Google Domains
- Successor: Squarespace Domains
- Area served: Country list Australia ; Austria ; Belgium ; Brazil ; Canada ; France ; Germany ; India ; Indonesia ; Italy ; Japan ; Malaysia ; Mexico ; Netherlands ; New Zealand ; Philippines ; Poland ; Singapore ; South Africa ; Spain ; Sweden ; Switzerland ; Thailand ; Turkey ; United Kingdom ; United States ; Vietnam ;
- Industry: Domain name registration
- Website: domains.google
- Commercial: Yes
- Launched: June 13, 2014
- Current status: Discontinued (September 7, 2023)

= Google Domains =

Domain registration service by Google

Availability of Google Domains

Google Domains was a domain name registrar and domain management service operated by Google. It was launched in 2014 and continued to operate, mostly as a beta service, until most of its assets were acquired by Squarespace on September 7, 2023. The sale included databases of registered domains, customer accounts, and registry accreditation.

== Features ==
The service offered domain registration, DNS hosting, dynamic DNS, domain forwarding, and email forwarding. It provided native integration support for Google Cloud DNS and Google Workspace. It also offered one-click DNS configuration that connected the domains with Blogger, Google Sites, Squarespace, Wix.com, Weebly, Bluehost, Shopify, and Firebase. It supports domain privacy, custom nameservers, and DNSSEC.

The domain registration service was accredited by ICANN – the IANA number assigned by ICANN to Google LLC was 895. This number was transferred to Squarespace after the sale in September 2023.

== History ==
Google became a domain name registrar in 2005. Google Domains was publicly launched under a beta test mode on January 13, 2015.
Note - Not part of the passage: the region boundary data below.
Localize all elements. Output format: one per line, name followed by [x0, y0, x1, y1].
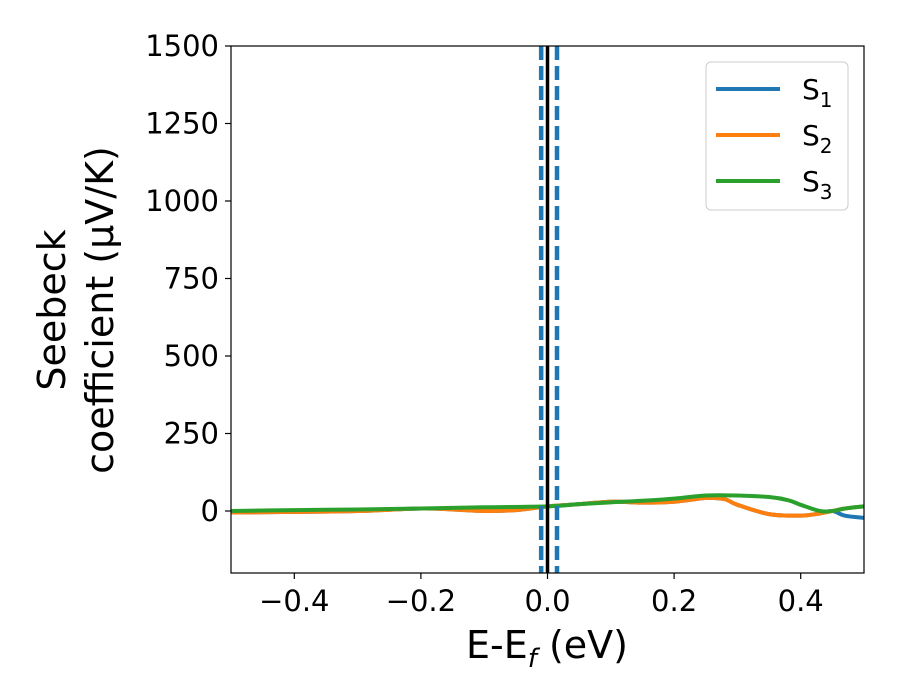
legend-label-s1: S1	[802, 73, 833, 112]
reference-lines	[538, 46, 560, 573]
legend-label-s2: S2	[802, 119, 833, 158]
x-axis-ticks: −0.4 −0.2 0.0 0.2 0.4	[259, 573, 824, 618]
y-tick-label: 1000	[145, 184, 219, 218]
x-axis-label: E-Ef (eV)	[466, 623, 628, 674]
legend: S1 S2 S3	[705, 61, 849, 211]
y-tick-label: 1500	[145, 29, 219, 63]
y-tick-label: 500	[164, 339, 219, 373]
x-tick-label: 0.2	[651, 584, 697, 618]
y-axis-label-line1: Seebeck	[30, 229, 74, 390]
x-axis-label-main: E-E	[466, 623, 528, 667]
y-axis-label-line2: coefficient (μV/K)	[78, 146, 122, 474]
y-tick-label: 750	[164, 262, 219, 296]
x-tick-label: 0.0	[524, 584, 570, 618]
series-line-s3	[231, 493, 864, 514]
x-tick-label: 0.4	[778, 584, 824, 618]
y-tick-label: 1250	[145, 107, 219, 141]
x-tick-label: −0.4	[259, 584, 329, 618]
plot-lines	[231, 493, 864, 520]
y-axis-ticks: 0 250 500 750 1000 1250 1500	[145, 29, 231, 528]
y-axis-label: Seebeck coefficient (μV/K)	[30, 146, 122, 474]
y-tick-label: 250	[164, 417, 219, 451]
x-tick-label: −0.2	[386, 584, 456, 618]
y-tick-label: 0	[201, 494, 219, 528]
legend-label-s3: S3	[802, 165, 833, 204]
x-axis-label-unit: (eV)	[537, 623, 628, 667]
In March 2022, Google announced that Google Domains was officially out of beta. It supported more than 300 top-level domains at that time.

On September 7, 2023, all Google Domains assets—including all customer accounts and approximately 10 million registered domain names—were acquired by Squarespace for about $180 million. Squarespace announced it would transfer existing domains to its Squarespace Domains platform after a transition period. On the same day, Google Domains stopped accepting new domain registrations (selling new domains) and started recommending users to use Squarespace directly. All domains had been migrated to Squarespace by July 10, 2024.